Former Queen Cersei is drunk on power and shows no signs of changing. In a shoot-the-messenger moment when one of her advisors reveals to her a nasty rumor and declares, “knowledge is power,” just because she can — she orders his throat slit then changes her mind, declaring “no, power is power.”

Even the clever dwarf Tyrion (who steals nearly every scene) seems to be just angling for position. He has his companion hidden away at King’s Landing and is now serving as “Hand of the King” per his father, something that drives Cersei bonkers. The tension builds until she slaps Joffrey who, like a true Lannister, reminds her that this act is punishable by death and she should watch her step. Ah, family!

The Starks deal with the hand dealt to them in the way that most honorable (read: normal and not insane) people do: They make the best of it. Despite having been catapulted out a window at the hand of queen and brother-lover Lannisters last season and rendered paralyzed — Bran dutifully carries out his tasks as the new young Lord of Winterfell, ever loyal to his brothers. His witch-nanny wonders about his dreams of wolves. Bran wonders about the red comet in the sky, blazing across the entire realm and what it signifies for Westeros. His witch-nanny proclaims that it means one thing and one thing only: “dragons.”

Robb Stark is waging war and wants to align with anyone and everyone he can to storm Kings Landing and take down the evil Lannisters. He’s declared himself King of the North and wouldn’t mind if it stayed that way. The Starks are incredibly likeable. Yet there’s a depth to them not seen even in some comic book superheroes. When Robb tells his mother of Stannis, a true Baratheon, who is also making claims to the throne, she pointedly remarks that there is “a king in every corner.”

Stannis rounds out the introduction of a new house laying claim to the throne. The heart of this one is a red-headed Fire Priestess named Melisandre (try saying that three times fast). Stannis sends out the ancient equivalent of a tweet with some juicy gossip: He sends scrolls to every corner of the kingdom dropping the bombshell about Joffrey — he is not a Baratheon, born of the king, but is in fact a Lannister, born of the queen and her brother-lover and hence, has no real claim to the throne. Stannis hopes this gossip-meme will help pave his way to the iron chair.
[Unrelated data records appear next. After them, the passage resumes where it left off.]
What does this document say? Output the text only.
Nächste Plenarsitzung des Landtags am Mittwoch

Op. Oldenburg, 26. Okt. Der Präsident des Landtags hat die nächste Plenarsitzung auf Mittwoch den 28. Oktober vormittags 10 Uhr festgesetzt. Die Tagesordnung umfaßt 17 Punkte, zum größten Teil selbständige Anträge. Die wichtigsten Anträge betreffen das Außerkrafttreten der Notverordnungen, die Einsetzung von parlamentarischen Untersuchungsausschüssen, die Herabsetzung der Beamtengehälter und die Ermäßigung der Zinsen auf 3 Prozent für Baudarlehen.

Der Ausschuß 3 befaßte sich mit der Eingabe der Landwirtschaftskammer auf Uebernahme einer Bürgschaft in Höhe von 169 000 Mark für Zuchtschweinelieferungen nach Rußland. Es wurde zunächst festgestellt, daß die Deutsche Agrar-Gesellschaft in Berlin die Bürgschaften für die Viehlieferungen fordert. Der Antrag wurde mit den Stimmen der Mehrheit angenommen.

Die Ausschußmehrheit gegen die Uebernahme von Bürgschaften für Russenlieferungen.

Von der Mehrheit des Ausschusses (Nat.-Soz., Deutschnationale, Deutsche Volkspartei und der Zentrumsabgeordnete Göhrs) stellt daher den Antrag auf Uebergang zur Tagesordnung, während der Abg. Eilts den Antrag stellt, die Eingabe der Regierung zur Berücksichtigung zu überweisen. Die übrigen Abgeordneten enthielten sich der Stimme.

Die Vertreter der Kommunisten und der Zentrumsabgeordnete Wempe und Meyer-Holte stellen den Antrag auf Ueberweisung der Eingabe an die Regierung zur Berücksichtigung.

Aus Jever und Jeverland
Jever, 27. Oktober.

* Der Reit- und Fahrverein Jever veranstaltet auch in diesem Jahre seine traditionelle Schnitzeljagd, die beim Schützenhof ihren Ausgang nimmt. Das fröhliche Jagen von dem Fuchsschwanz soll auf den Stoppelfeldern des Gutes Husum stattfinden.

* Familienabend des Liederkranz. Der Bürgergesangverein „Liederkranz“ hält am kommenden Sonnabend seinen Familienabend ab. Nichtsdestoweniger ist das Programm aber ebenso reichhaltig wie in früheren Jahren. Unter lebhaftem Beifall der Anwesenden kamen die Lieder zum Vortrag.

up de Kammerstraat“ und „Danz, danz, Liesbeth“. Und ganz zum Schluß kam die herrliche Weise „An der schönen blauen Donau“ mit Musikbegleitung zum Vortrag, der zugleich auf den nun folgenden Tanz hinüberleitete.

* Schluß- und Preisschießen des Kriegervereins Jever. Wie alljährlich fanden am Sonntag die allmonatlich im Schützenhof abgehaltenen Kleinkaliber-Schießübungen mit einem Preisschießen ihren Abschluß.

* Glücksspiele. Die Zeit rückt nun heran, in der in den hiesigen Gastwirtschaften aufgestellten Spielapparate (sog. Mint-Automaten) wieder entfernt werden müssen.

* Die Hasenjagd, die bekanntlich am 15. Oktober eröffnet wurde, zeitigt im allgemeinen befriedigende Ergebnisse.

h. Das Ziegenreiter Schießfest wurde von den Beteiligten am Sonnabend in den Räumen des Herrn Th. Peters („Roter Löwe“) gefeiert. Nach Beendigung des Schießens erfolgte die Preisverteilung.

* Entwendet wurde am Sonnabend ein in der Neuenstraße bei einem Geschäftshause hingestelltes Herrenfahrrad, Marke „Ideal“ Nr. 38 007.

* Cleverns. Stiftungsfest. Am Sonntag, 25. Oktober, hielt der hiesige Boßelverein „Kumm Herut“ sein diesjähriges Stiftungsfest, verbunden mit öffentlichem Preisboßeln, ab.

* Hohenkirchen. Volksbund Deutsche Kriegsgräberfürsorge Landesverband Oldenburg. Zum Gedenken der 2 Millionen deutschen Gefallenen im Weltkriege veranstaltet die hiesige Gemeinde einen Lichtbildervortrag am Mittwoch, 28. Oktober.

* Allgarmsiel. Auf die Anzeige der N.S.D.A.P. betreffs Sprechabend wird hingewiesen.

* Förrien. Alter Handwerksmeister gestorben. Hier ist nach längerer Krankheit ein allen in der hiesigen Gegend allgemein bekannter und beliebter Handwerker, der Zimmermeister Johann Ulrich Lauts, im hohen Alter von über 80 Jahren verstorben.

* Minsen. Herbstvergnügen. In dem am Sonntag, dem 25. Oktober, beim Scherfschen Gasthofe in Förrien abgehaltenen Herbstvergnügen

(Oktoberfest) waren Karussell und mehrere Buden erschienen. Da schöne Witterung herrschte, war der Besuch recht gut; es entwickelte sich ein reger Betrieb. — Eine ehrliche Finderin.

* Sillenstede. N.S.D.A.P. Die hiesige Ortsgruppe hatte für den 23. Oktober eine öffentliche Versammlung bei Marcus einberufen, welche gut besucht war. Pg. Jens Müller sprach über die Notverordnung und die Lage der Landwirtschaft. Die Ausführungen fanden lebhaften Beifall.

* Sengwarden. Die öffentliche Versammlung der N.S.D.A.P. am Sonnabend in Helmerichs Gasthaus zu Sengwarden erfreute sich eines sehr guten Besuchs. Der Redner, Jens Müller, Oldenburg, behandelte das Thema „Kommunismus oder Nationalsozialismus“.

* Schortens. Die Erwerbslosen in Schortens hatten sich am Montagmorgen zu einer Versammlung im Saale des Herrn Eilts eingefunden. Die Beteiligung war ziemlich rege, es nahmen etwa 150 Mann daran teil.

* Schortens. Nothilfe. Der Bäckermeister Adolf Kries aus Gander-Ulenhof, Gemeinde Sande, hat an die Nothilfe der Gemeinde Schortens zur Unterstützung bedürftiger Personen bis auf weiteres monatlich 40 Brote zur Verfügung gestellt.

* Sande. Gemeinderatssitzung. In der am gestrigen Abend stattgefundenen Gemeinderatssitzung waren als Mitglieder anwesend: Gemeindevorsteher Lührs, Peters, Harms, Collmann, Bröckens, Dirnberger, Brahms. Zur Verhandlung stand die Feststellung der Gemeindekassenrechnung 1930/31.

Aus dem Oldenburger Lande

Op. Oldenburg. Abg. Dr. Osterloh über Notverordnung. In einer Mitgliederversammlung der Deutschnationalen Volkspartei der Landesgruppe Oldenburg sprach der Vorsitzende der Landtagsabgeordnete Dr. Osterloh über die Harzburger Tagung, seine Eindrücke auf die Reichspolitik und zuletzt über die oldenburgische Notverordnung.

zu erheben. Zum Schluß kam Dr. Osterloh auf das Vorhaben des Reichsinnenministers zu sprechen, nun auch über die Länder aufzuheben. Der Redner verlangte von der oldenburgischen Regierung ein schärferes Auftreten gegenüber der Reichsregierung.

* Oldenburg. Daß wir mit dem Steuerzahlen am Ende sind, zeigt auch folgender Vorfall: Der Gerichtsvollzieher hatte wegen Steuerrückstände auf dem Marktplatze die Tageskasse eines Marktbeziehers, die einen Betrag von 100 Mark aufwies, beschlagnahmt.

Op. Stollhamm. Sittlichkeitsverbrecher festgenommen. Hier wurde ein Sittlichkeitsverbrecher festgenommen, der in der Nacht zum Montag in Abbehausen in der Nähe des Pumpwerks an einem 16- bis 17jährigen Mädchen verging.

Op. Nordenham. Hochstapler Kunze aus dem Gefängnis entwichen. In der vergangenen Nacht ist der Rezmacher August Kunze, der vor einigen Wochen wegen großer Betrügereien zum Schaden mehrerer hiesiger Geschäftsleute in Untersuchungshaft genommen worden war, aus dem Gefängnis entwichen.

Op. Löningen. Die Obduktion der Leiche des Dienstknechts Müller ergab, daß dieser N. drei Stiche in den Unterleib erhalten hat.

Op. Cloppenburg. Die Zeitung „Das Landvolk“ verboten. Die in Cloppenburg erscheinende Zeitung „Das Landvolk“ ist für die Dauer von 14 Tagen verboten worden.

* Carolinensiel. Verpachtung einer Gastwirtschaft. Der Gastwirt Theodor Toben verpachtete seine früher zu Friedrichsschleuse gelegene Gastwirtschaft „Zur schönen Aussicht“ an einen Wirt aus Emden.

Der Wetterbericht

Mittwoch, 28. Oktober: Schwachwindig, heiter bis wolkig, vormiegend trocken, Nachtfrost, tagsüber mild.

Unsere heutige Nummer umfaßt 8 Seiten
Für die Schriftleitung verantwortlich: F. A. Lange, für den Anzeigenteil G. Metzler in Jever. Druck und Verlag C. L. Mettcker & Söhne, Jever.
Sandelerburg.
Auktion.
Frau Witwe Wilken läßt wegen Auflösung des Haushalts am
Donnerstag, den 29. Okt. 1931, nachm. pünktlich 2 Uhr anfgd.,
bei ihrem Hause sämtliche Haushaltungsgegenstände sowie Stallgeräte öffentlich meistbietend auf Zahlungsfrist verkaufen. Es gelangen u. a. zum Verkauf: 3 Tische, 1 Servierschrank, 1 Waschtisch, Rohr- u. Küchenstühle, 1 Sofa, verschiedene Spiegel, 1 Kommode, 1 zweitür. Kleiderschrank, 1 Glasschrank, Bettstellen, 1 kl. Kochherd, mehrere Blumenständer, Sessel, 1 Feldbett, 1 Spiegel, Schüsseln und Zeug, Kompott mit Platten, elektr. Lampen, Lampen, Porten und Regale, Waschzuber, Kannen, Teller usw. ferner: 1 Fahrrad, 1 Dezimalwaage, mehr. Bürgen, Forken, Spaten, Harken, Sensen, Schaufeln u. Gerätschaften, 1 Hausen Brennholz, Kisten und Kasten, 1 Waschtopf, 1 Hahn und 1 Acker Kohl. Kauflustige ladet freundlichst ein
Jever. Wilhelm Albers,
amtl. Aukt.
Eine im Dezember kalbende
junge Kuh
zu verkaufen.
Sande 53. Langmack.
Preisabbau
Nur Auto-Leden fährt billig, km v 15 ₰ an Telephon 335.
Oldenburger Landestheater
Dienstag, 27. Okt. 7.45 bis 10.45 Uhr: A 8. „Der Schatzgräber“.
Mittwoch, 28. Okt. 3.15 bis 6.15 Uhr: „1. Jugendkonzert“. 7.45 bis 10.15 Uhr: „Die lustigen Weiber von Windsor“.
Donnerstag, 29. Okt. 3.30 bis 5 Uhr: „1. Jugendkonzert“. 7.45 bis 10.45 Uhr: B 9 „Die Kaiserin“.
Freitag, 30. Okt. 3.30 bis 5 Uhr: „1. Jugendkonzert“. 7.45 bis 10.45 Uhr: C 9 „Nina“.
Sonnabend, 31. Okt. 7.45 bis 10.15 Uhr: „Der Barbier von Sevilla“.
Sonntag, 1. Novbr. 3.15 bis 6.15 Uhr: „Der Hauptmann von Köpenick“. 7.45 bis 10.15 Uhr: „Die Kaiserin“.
Right now, Thrones is in safe territory: clever and enjoyable. It walks a fine line, like many of its characters, and if not careful can fall off the edge into an abyss of indifference (or worse — outright rejection, as a few have noted online). If it’s too over-the-top it becomes a macabre exercise and loses its mythical/fantasy element. I, for one, want to enjoy the battles, both internal and external, family-political and the fight for the throne but not in a way that repulses or jumps the shark. In essence, we have to root for someone in this world and hope that they, somehow, some way, can right its wrongs.